The House has to carry on a wide range of activities, not just in the Chamber but in Committee Rooms. No Public Bill Committees or statutory instrument Committees took place. We need to get legislation through, both because of the deadline of 31 December, which is an important one, and because we have to legislate on covid. That is of course in addition to the democratic obligation to deliver on the manifesto commitments that were made in the election last year. With all these things, I think it is unquestionable that we need to be here physically to do it properly.

If we are to have some Members attending virtually, which I agree with, can we lengthen the debates on important issues? For instance, last week’s Remembrance Day debate was only three hours, but 59 people had put in to speak and only 28 Back Benchers caught the Speaker’s eye. Personally, I have put in for four debates and not been called in each one, even though I have spoken only seven times this year. Could we extend the debates so that everybody can contribute, as well as the people having to self-isolate at home?

One issue with which I am not the first Leader of the House to wrestle is that Members want a clear time for the ending of business but also the ability to speak in debates. Trying to balance the two is extraordinarily difficult. I completely understand what my hon. Friend is saying and am very sympathetic to it. I must confess that I was pleasantly surprised by how many people put in for the Armistice Day debate; when we discussed it as a possible subject for debate, we were not at all certain of how many people would want to speak in it. When a debate is brought forward and attracts great interest, there is some feeling that we are getting the order of business right. We will know for next year that there is a considerable desire to speak in that debate.
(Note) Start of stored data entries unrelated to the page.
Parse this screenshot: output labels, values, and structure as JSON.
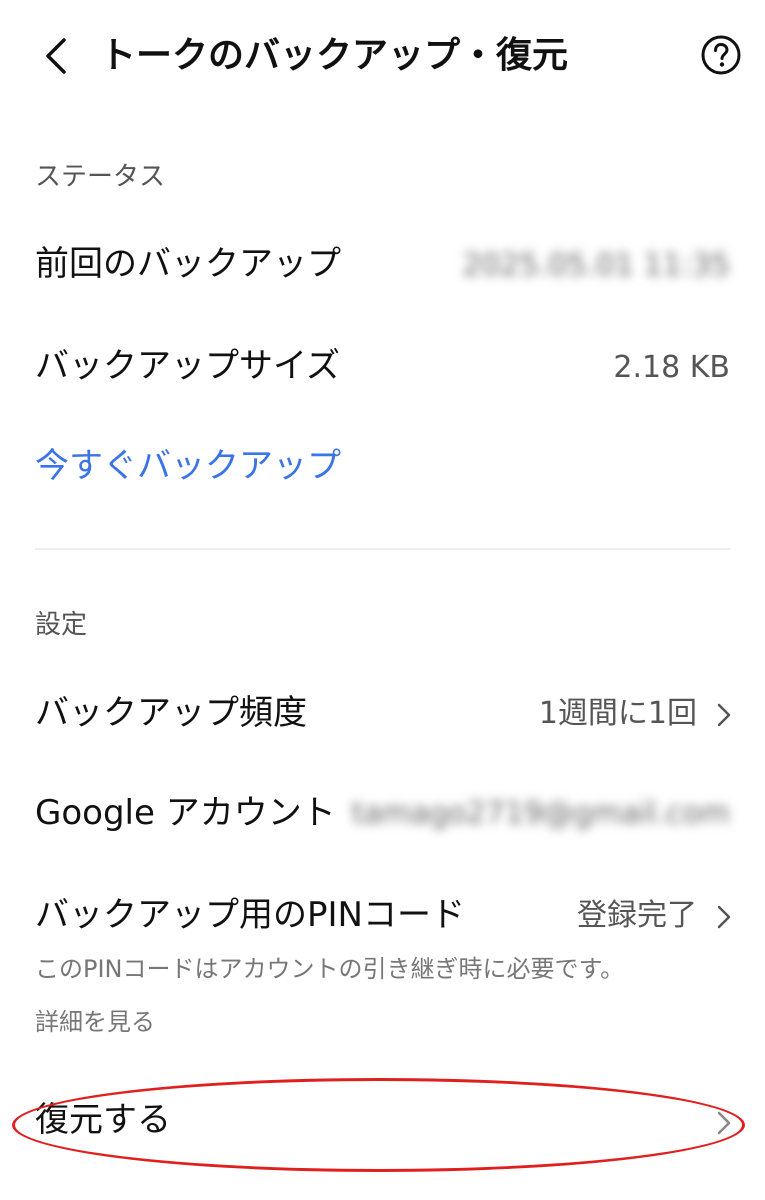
{
  "header": {
    "title": "トークのバックアップ・復元",
    "back_icon": "chevron-left-icon",
    "help_icon": "help-circle-icon"
  },
  "status_section": {
    "label": "ステータス",
    "last_backup_label": "前回のバックアップ",
    "last_backup_value": "2025.05.01 11:35",
    "backup_size_label": "バックアップサイズ",
    "backup_size_value": "2.18 KB",
    "backup_now_label": "今すぐバックアップ"
  },
  "settings_section": {
    "label": "設定",
    "frequency_label": "バックアップ頻度",
    "frequency_value": "1週間に1回",
    "google_account_label": "Google アカウント",
    "google_account_value": "tamago2719@gmail.com",
    "pin_label": "バックアップ用のPINコード",
    "pin_value": "登録完了",
    "pin_note": "このPINコードはアカウントの引き継ぎ時に必要です。",
    "details_link": "詳細を見る",
    "restore_label": "復元する"
  },
  "colors": {
    "link": "#3b73e8",
    "highlight": "#e0201f"
  }
}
My hon. Friend’s general point is a very valid one: how we structure business to allow people to make the contributions that they want to make is fundamental. I am afraid that, perhaps rather feebly, I suggest that she contacts the Chairman of the Procedure Committee, my right hon. Friend the Member for Staffordshire Moorlands (Karen Bradley), because it is a subject that ought to be of interest to that Committee.

The Leader of the House keeps quoting the Government guidance, so while he has been answering questions I have looked it up. Last updated on 14 November, the guidance says, under the heading “Going to work”:

“To help contain the virus, everyone who can work effectively from home should do so.”

The only person in this Chamber who is standing in the way of Members of Parliament effectively doing their jobs from home is the Leader of the House. He has got himself into a ridiculous position because he has dug himself in by insisting that people attend this Chamber, but that is a ridiculous approach during this crisis and he should change his mind.